Dickson: Where faith and journalism meet
Oct 1, 2023, 7:50 AM | Updated: Oct 2, 2023, 12:27 pm
(Courtesy: Scott G. Winterton, Deseret News)
This is an editorial piece. An editorial, like a news article, is based on fact but also shares opinions. The opinions expressed here are solely those of the author and are not associated with our newsroom.
SALT LAKE CITY — On a special edition of A Woman’s View, I sat down with the Executive Editor of Church News Sarah Jane Weaver and Church News reporter Mary Richards. I wanted to understand how their careers in journalism intersected with their faith.
Weaver explained that whenever she writes a difficult article, she prays over it first. “I call on heavenly help to say the things I want to say and to communicate them in a way that other people will be able to understand.”
“I believe that God cares about all his children in any workplace,” Richards added. “Prayer has always been a part of my life. When I was working at KSL NewsRadio, I would often have a prayer in my heart. ‘Help me throughout this day. Please help me in my assignments, and help my coworkers because this is a hard story.'”
At Church News, they open their staff meetings with prayer. “We invite that spirit to bless all of us in our work,” Richards said. “And there’s a power in praying out loud for your coworkers and their families.”
Covering President Nelson
“Several years ago, I was covering the ministry of Russell M. Nelson, ” Weaver said, “and we were on a tour through the Pacific. There was a group of us on the media team who were unpacking our equipment in the green room before a devotional. President Nelson came in the room and called everyone by name. Then he said something that still awes me to this day.
“He said, ‘This morning I prayed for each of you by name.’ There is so much power in offering a prayer on behalf of someone else.”
Richards recalled, “I’ve talked about listening with spiritual ears and news ears. So, as our staff covers General Conference (for The Church of Jesus Christ of Latter-day Saints) and we’re writing summaries of all the talks, we are listening and summarizing and being journalists.
“But also we need to step back and ask personally, ‘What is the message I’m getting?'”
Work as a calling
I asked both Weaver and Richards if they see their work at Church News as a calling (or, religious vocation.) Weaver answered, “I think all of us should feel each day that our work is a calling. Whether you work inside your home or outside your home, inside your community or across the globe, we should all figure out our role.”
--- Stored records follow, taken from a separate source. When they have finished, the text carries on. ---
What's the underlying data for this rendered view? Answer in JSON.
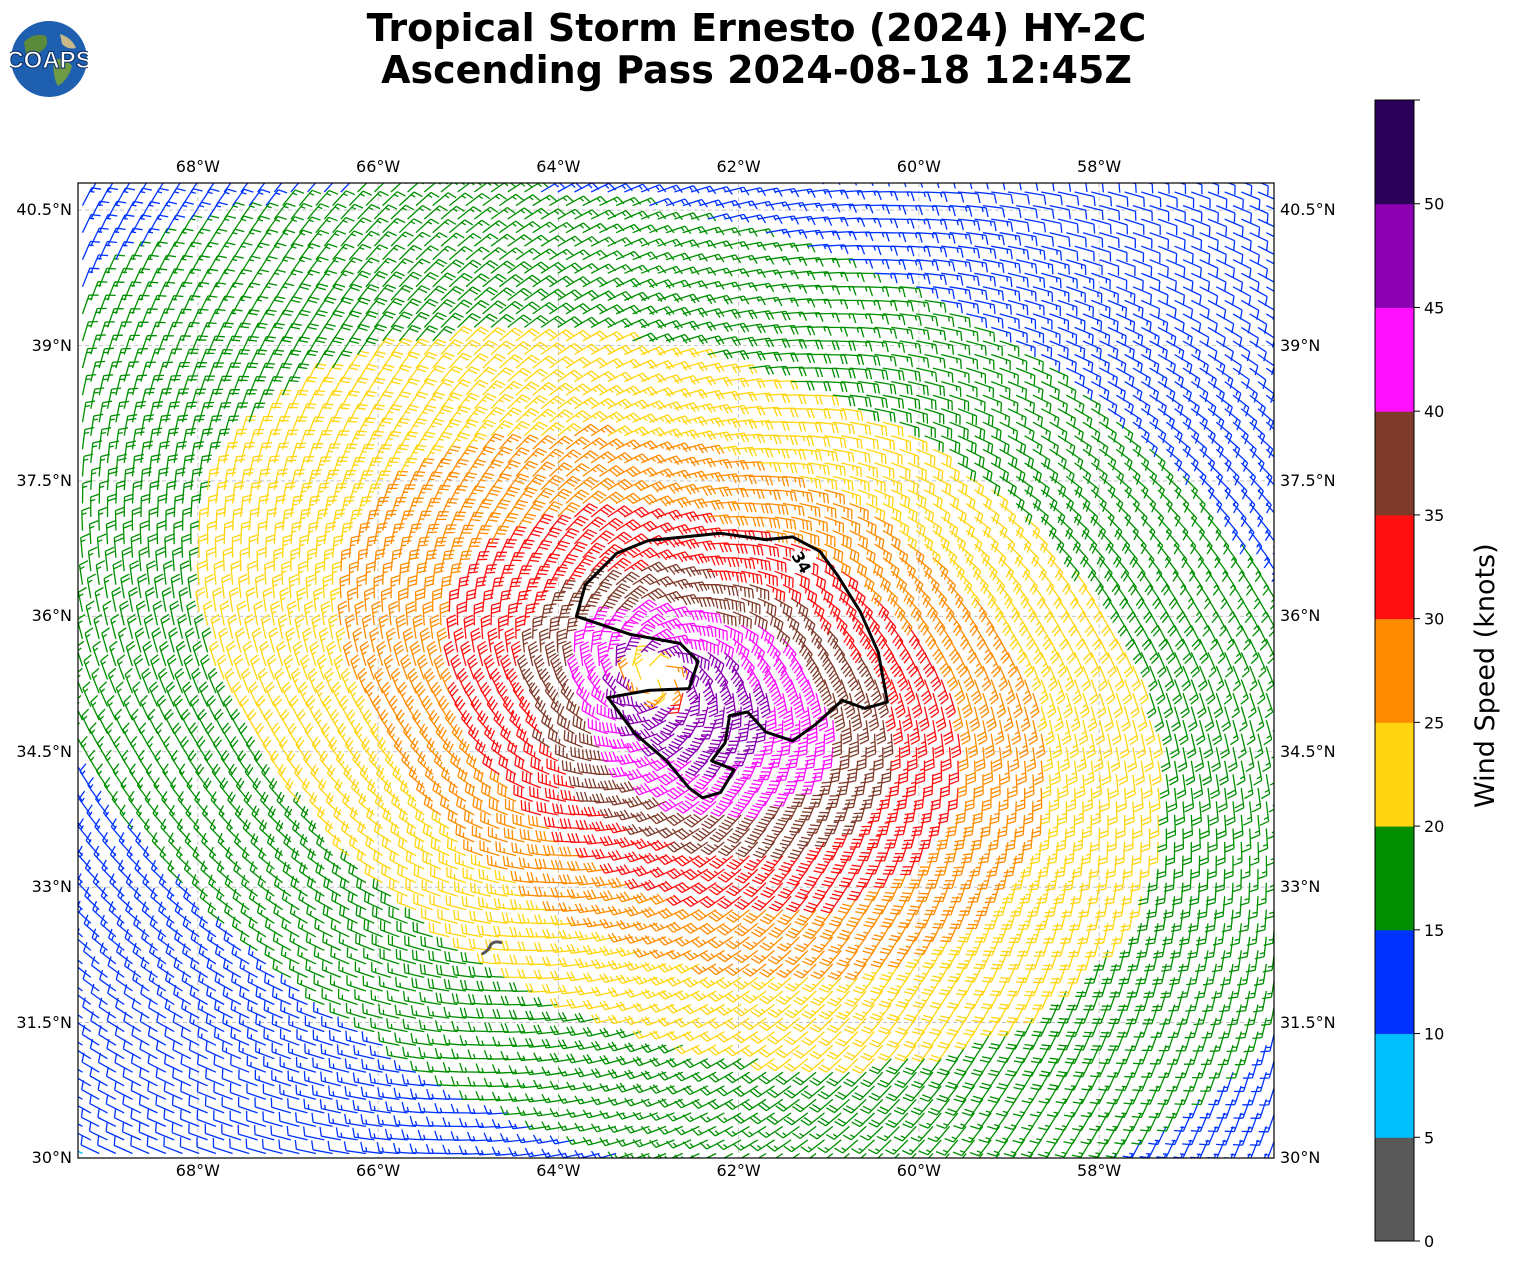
{
  "title": {
    "line1": "Tropical Storm Ernesto (2024) HY-2C",
    "line2": "Ascending Pass 2024-08-18 12:45Z"
  },
  "logo": {
    "text": "COAPS",
    "icon": "globe-icon"
  },
  "map": {
    "extent": {
      "lon": [
        -69.33,
        -56.06
      ],
      "lat": [
        30.0,
        40.8
      ]
    },
    "lon_ticks": [
      {
        "value": -68,
        "label": "68°W"
      },
      {
        "value": -66,
        "label": "66°W"
      },
      {
        "value": -64,
        "label": "64°W"
      },
      {
        "value": -62,
        "label": "62°W"
      },
      {
        "value": -60,
        "label": "60°W"
      },
      {
        "value": -58,
        "label": "58°W"
      }
    ],
    "lat_ticks": [
      {
        "value": 30.0,
        "label": "30°N"
      },
      {
        "value": 31.5,
        "label": "31.5°N"
      },
      {
        "value": 33.0,
        "label": "33°N"
      },
      {
        "value": 34.5,
        "label": "34.5°N"
      },
      {
        "value": 36.0,
        "label": "36°N"
      },
      {
        "value": 37.5,
        "label": "37.5°N"
      },
      {
        "value": 39.0,
        "label": "39°N"
      },
      {
        "value": 40.5,
        "label": "40.5°N"
      }
    ],
    "grid": true,
    "storm_center": {
      "lon": -62.9,
      "lat": 35.3
    },
    "contour": {
      "level_label": "34",
      "points": [
        [
          -63.0,
          36.84
        ],
        [
          -62.6,
          36.88
        ],
        [
          -62.2,
          36.92
        ],
        [
          -61.7,
          36.85
        ],
        [
          -61.4,
          36.88
        ],
        [
          -61.1,
          36.72
        ],
        [
          -60.9,
          36.45
        ],
        [
          -60.65,
          36.05
        ],
        [
          -60.45,
          35.6
        ],
        [
          -60.35,
          35.05
        ],
        [
          -60.6,
          34.98
        ],
        [
          -60.85,
          35.07
        ],
        [
          -61.15,
          34.8
        ],
        [
          -61.4,
          34.62
        ],
        [
          -61.7,
          34.72
        ],
        [
          -61.9,
          34.94
        ],
        [
          -62.1,
          34.9
        ],
        [
          -62.15,
          34.6
        ],
        [
          -62.3,
          34.4
        ],
        [
          -62.05,
          34.3
        ],
        [
          -62.2,
          34.05
        ],
        [
          -62.4,
          33.99
        ],
        [
          -62.55,
          34.1
        ],
        [
          -62.8,
          34.4
        ],
        [
          -63.15,
          34.7
        ],
        [
          -63.45,
          35.1
        ],
        [
          -63.0,
          35.18
        ],
        [
          -62.55,
          35.2
        ],
        [
          -62.45,
          35.5
        ],
        [
          -62.65,
          35.7
        ],
        [
          -63.2,
          35.8
        ],
        [
          -63.8,
          36.0
        ],
        [
          -63.7,
          36.35
        ],
        [
          -63.35,
          36.7
        ]
      ]
    },
    "island": {
      "name": "Bermuda",
      "lon": -64.75,
      "lat": 32.32
    }
  },
  "colorbar": {
    "label": "Wind Speed (knots)",
    "levels": [
      0,
      5,
      10,
      15,
      20,
      25,
      30,
      35,
      40,
      45,
      50,
      55
    ],
    "tick_labels": [
      "0",
      "5",
      "10",
      "15",
      "20",
      "25",
      "30",
      "35",
      "40",
      "45",
      "50"
    ],
    "colors": [
      "#595959",
      "#00bfff",
      "#0033ff",
      "#008f00",
      "#ffd510",
      "#ff8c00",
      "#ff1010",
      "#7f3b2a",
      "#ff10ff",
      "#8b00b3",
      "#2a0059"
    ]
  }
}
She said she feels grateful to be able to talk about The Church of Jesus Christ of Latter-day Saints.
“I did not start my career with the hope to do that,” she said. “I started my career and entered journalism school with the hope of talking about politics, and I’m still a political junkie. I love politics. I love sports. And somehow I have spent almost three decades now writing about faith.
“It’s because there was a point in my life when I had the opportunity to come to Church News, and I knew this is what Heavenly Father wanted me to do. Once you have that witness, it’s very hard to do anything else.”
Richards echoed that sentiment. “I’ve always tried to know in my life, to try and understand where I should be. That’s because I made a covenant with God to use my time and talents to serve him.”